How do we have to specify a specific format of csv while reading in spark
from Hive table ?

The environment is

 1. 1.Spark 1.5.0 - cdh5.5.1 Using Scala version 2.10.4(Java
HotSpot(TM) 64 - Bit Server VM, Java 1.7.0_67)
 2. Hive 1.1, CDH 5.5.1

scala script

sqlContext.setConf("hive.exec.dynamic.partition", "true")
sqlContext.setConf("hive.exec.dynamic.partition.mode", "nonstrict")

val distData = sc.parallelize(Array((1, 1, 1), (2, 2, 2), (3, 3,
3))).toDF
val distData_1 = distData.withColumn("event_date", current_date())
distData_1: org.apache.spark.sql.DataFrame = [_1: int, _2: int, _3:
int, event_date: date]

scala > distData_1.show
+ ---+---+---+--+
|_1 |_2 |_3 | event_date |
| 1 | 1 | 1 | 2016-03-25 |
| 2 | 2 | 2 | 2016-03-25 |
| 3 | 3 | 3 | 2016-03-25 |


distData_1.write.mode("append").partitionBy("event_date").saveAsTable("part_table")

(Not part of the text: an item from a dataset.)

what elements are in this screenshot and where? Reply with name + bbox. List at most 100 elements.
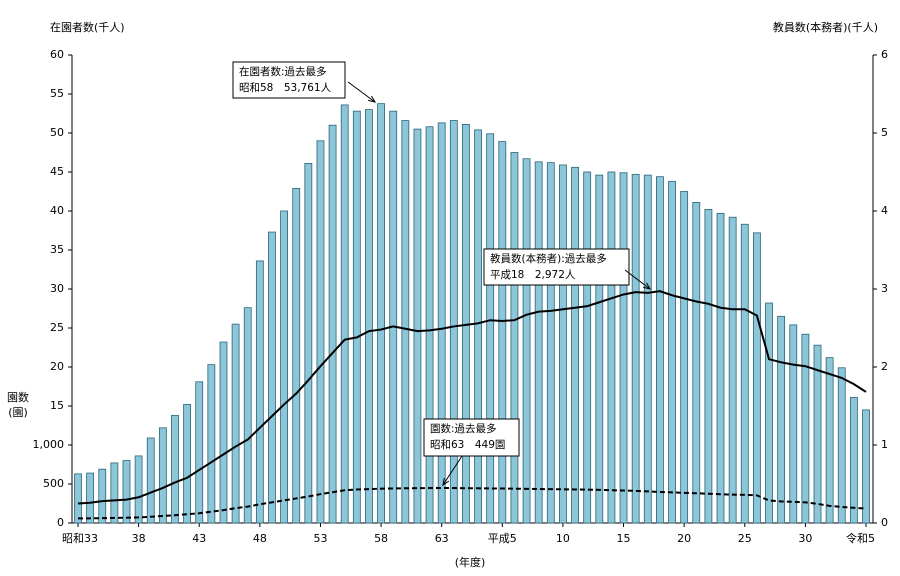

scala > sqlContext.sql("select * from part_table").show
| a| b| c| event_date |
|1,1,1 | null | null | 2016-03-25 |
|2,2,2 | null | null | 2016-03-25 |
|3,3,3 | null | null | 2016-03-25 |



Hive table

create external table part_table (a String, b int, c bigint)
partitioned by (event_date Date)
row format delimited fields terminated by ','
stored as textfile  LOCATION "/user/hdfs/hive/part_table";

select * from part_table shows
|part_table.a | part_table.b | part_table.c | part_table.event_date
|
|1 |1 |1
 |2016-03-25
|2 |2 |2
 |2016-03-25
|3 |3 |3
 |2016-03-25


Looking at the hdfs


The path has 2 part files
/user/hdfs/hive/part_table/event_date=2016-03-25
part-0
part-1

  part-0 content
1,1,1
  part-1 content
2,2,2
3,3,3


P.S. if we store the table as orc it writes and reads the data as expected.